A protocol for a cluster randomized trial comparing strategies for translating self-management support into primary care practices

W Perry Dickinson, L Miriam Dickinson, Bonnie T Jortberg, Danielle M Hessler, Douglas H Fernald, Lawrence Fisher, W Perry Dickinson, L Miriam Dickinson, Bonnie T Jortberg, Danielle M Hessler, Douglas H Fernald, Lawrence Fisher

Abstract

Background: Advanced primary care models emphasize patient-centered care, including self-management support (SMS), but the effective use of SMS for patients with type 2 diabetes (T2DM) remains a challenge. Interactive behavior-change technology (IBCT) can facilitate the adoption of SMS interventions. To meet the need for effective SMS intervention, we have developed Connection to Health (CTH), a comprehensive, evidence-based SMS program that enhances interactions between primary care clinicians and patients to resolve self-management problems and improve outcomes. Uptake and maintenance of programs such as CTH in primary care have been limited by the inability of practices to adapt and implement program components into their culture, patient flow, and work processes. Practice facilitation has been shown to be effective in helping practices make the changes required for optimal program implementation. The proposed research is designed to promote the translation of SMS into primary care practices for patients with T2DM by combining two promising lines of research, specifically, (a) testing the effectiveness of CTH in diverse primary-care practices, and (b) evaluating the impact of practice facilitation to enhance implementation of the intervention.

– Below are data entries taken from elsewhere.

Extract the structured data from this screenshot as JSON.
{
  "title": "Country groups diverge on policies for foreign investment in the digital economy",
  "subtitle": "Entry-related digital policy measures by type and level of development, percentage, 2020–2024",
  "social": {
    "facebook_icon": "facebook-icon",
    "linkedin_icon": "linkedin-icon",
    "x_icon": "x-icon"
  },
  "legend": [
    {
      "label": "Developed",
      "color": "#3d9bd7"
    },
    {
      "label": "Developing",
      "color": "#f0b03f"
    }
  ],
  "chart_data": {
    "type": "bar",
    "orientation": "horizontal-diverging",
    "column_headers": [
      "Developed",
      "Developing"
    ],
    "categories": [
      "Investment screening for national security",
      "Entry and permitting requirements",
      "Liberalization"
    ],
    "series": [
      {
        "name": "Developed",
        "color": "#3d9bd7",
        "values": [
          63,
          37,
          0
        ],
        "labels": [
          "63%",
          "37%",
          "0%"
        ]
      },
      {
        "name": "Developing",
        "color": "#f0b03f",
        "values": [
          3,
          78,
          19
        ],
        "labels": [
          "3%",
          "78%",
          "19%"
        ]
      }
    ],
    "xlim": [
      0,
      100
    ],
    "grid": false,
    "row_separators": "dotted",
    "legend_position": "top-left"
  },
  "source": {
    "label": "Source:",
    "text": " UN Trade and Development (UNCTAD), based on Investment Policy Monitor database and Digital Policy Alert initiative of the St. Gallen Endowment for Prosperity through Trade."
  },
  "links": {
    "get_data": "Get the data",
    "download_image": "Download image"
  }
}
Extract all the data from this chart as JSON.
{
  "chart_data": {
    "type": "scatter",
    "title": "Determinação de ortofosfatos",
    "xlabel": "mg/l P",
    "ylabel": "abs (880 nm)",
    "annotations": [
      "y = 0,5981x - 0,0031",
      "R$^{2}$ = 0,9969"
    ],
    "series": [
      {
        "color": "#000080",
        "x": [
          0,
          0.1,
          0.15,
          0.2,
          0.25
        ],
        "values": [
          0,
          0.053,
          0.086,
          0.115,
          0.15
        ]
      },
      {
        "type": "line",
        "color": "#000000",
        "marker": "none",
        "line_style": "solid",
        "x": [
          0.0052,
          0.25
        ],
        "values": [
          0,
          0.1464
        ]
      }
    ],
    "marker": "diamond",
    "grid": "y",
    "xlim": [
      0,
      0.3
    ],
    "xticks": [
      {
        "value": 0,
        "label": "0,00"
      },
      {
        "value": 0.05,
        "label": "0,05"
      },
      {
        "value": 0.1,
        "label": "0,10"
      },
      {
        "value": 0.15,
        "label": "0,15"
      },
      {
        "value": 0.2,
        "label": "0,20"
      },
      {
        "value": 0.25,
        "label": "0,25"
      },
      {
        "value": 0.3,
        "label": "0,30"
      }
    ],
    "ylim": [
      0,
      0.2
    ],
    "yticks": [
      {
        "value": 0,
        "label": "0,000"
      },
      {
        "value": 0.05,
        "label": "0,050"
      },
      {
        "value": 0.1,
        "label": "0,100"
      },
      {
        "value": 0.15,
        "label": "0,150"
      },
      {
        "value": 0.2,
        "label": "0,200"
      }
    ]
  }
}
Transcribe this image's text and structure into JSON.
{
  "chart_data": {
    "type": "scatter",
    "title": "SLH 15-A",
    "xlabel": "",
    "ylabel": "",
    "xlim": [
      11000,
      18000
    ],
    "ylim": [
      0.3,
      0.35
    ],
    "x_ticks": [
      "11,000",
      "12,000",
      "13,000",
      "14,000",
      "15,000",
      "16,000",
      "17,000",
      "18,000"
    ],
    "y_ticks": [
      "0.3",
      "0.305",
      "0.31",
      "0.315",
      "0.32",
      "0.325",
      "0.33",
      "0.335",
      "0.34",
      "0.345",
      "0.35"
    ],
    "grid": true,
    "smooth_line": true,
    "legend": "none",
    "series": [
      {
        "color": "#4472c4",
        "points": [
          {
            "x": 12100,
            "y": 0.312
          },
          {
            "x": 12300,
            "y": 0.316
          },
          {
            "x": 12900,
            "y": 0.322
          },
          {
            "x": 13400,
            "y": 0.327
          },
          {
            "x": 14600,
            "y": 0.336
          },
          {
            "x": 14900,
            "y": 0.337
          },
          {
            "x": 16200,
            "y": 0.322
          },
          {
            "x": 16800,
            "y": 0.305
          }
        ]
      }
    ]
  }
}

Methods: A three-arm, cluster-randomized trial will evaluate three discrete strategies for implementing SMS for patients with T2DM in diverse primary care practices. Practices will be randomly assigned to receive and implement the CTH program, the CTH program plus practice facilitation, or a SMS academic detailing educational intervention. Through this design, we will compare the effectiveness, adoption and implementation of these three SMS practice implementation strategies. Primary effectiveness outcomes including lab values and evidence of SMS will be abstracted from medical records covering baseline through 18 months post-baseline. Data from CTH assessments and action plans completed by patients enrolled in CTH will be used to evaluate practice implementation of CTH and the impact of CTH participation. Qualitative data including field notes from encounters with the practices and interviews of practice personnel will be analyzed to assess practice implementation of SMS.

Discussion: This study will provide important information on the implementation of SMS in primary care, the effectiveness of an IBCT tool such as CTH, and the use of practice facilitation to assist implementation.

Trial registration: Registered with ClinicalTrials.gov - ClinicalTrials.gov ID: NCT01945918 , date 08/27/2013. Modifications have been updated.

Keywords: Interactive technology; Patient-centered medical home; Practice facilitation; Primary care; Psychosocial factors; Self-management support; Type 2 diabetes mellitus.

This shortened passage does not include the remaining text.